310 N Fourth St
Kingman, AZ 86401
Phone: (928) 753-5561
Fax: (928) 753-6867
Hrs: M-F 8:00am-5:00pm
Water is a valuable resource in Arizona. Using our resources wisely will help us fill the needs of people, industries and businesses. Water conservation—using water efficiently and avoiding waste—is fundamental to ensuring water availability in the future. In order to protect our water supply everyone can practice conservation. In our businesses, schools, and homes, using water more efficiently will lessen the effects of limited water supply. Below are 25 things you can do to conserve water.
25 Thing You Can Do To Conserve Water
10 Things You Can Do to Save Water Outside
- Water your lawn only when it needs it - Watering on a regular schedule doesn't allow for cool spells or rainfall which reduce the need for watering.
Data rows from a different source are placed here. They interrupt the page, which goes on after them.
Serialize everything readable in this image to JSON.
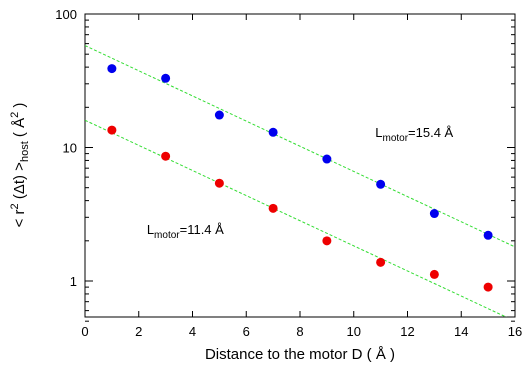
{
  "chart_data": {
    "type": "scatter",
    "xlabel": "Distance to the motor   D  ( Å )",
    "ylabel": {
      "prefix": "< r",
      "sup": "2",
      "middle": " (Δt) >",
      "sub": "host",
      "unit_open": "   ( Å",
      "unit_sup": "2",
      "unit_close": " )"
    },
    "xlim": [
      0,
      16
    ],
    "ylim": [
      0.5,
      100
    ],
    "yscale": "log",
    "grid": false,
    "x_ticks": [
      0,
      2,
      4,
      6,
      8,
      10,
      12,
      14,
      16
    ],
    "x_tick_labels": [
      "0",
      "2",
      "4",
      "6",
      "8",
      "10",
      "12",
      "14",
      "16"
    ],
    "y_ticks": [
      1,
      10,
      100
    ],
    "y_tick_labels": [
      "1",
      "10",
      "100"
    ],
    "series": [
      {
        "color": "#0000ee",
        "x": [
          1,
          3,
          5,
          7,
          9,
          11,
          13,
          15
        ],
        "y": [
          39,
          33,
          17.5,
          13,
          8.2,
          5.3,
          3.2,
          2.2
        ],
        "fit": {
          "x": [
            0,
            16
          ],
          "y": [
            58,
            1.8
          ],
          "color": "#33dd33",
          "style": "dashed"
        }
      },
      {
        "color": "#ee0000",
        "x": [
          1,
          3,
          5,
          7,
          9,
          11,
          13,
          15
        ],
        "y": [
          13.5,
          8.6,
          5.4,
          3.5,
          2.0,
          1.38,
          1.12,
          0.9
        ],
        "fit": {
          "x": [
            0,
            16
          ],
          "y": [
            16,
            0.5
          ],
          "color": "#33dd33",
          "style": "dashed"
        }
      }
    ],
    "annotations": [
      {
        "base": "L",
        "sub": "motor",
        "rest": "=15.4 Å",
        "x": 10.8,
        "y": 12.0
      },
      {
        "base": "L",
        "sub": "motor",
        "rest": "=11.4 Å",
        "x": 2.3,
        "y": 2.25
      }
    ]
  }
}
Step on a patch of grass, if it springs back when you move your foot, it doesn't need watering.
- Deep-soak your lawn - When you do water your lawn, water it long enough for the water to seep down to the roots where it is needed. A light sprinkling that sits on the surface will simply evaporate and be wasted.
- Water during the cool parts of the day - Early morning is better than dusk since it helps prevent the growth of fungus.
- Don't water the gutter - Position your sprinklers so the water lands on your lawn or garden. Also, avoid watering on windy days when much of the water may be carried off to the streets and sidewalks.
- Plant drought resistant trees and plants - Many beautiful trees and plants thrive without irrigation in the limited rainfall of our semiarid region.
- Put a layer of mulch around trees and plants - Mulch slows down the evaporation of moisture.
- Use a broom to clean driveways, sidewalks and steps - Using a hose will waste hundreds of gallons of water.
- Don't run the hose while washing the car - Soap down your car from a pail of soapy water. Use a hose only to rinse it off.
- Teach your children to conserve - Children love to play under a hose or sprinkler on a hot day. Unfortunately, this practice is extremely wasteful of precious water and should be discouraged.
- Check for leaks in pipes, hoses, faucets and couplings - Leaks outside the house are easier to ignore since they don't pose structural damage or keep you awake at night. However, they can be even more wasteful than inside leaks, especially when they occur on your main water line.
9 Things You Can Do to Save Water in the Bathroom
- Check your toilet for leaks - Put a few drops of food coloring in your toilet tank. If, without flushing, the color begins to appear in the bowl, you have a leak that may be wasting more than 100 gallons of water a day. It should be fixed as soon as possible.
- Stop using your toilet for an ashtray or wastebasket - Every cigarette butt or tissue you flush also flushes away 5 to 7 gallons of water.
- Put a plastic bottle in your toilet tank - Put an inch or two of sand or pebbles in the bottom of a quart bottle to weigh it down. Fill the rest with water and put in the bottom of your toilet tank, safely away from the operating mechanism. In the average home, the bottle may save 5 gallons or more of water a day without harming the efficiency of the toilet.
- Take shorter showers - A typical shower uses 5 to 10 gallons of water a minute. Limit your showers to the time it takes to soap up, wash down, and rinse off.
- Install water saving shower heads or flow restrictors - Your local hardware or plumbing supply store stocks inexpensive shower heads or flow restrictors that will cut your shower flow to about 3 gallons a minute instead of 5 or 10.
- Take baths - A partially filled tub uses less water than all but the shortest showers.
- Turn off the water while brushing your teeth - Before brushing, wet your brush and fill a glass for rinsing your mouth.
- Turn the water off while shaving - Fill the bottom of the sink with a few inches of warm water in which to rinse your razor.
- Checks faucets and pipes for leaks - Even a small drip can waste 50 or more gallons of water a day.
6 Things You Can Do to Save Water in the Kitchen and Laundry
- Use your dishwasher only when full - Every time you run your dishwasher you use about 25 gallons of water.
- Use your washing machine only for full loads - Your washing machine uses about 30 gallons of water per cycle.
- Don't let the faucet run while cleaning vegetables - Rinse your vegetables in a sink full of clean water.
- Keep a bottle of drinking water in the refrigerator - This stops the practice of running the faucet to cool the water for drinking.
- If you wash dishes by hand, don't leave the water running for rinsing - If you have two sinks fill one with rinse water. If you only have one then wash your dishes and place them in a dish rack until you are finished washing. Then rinse them using a small amount of water in the sink.
- Check faucets and pipes for leaks - Leaks waste water 24 hours a day 7 days a week.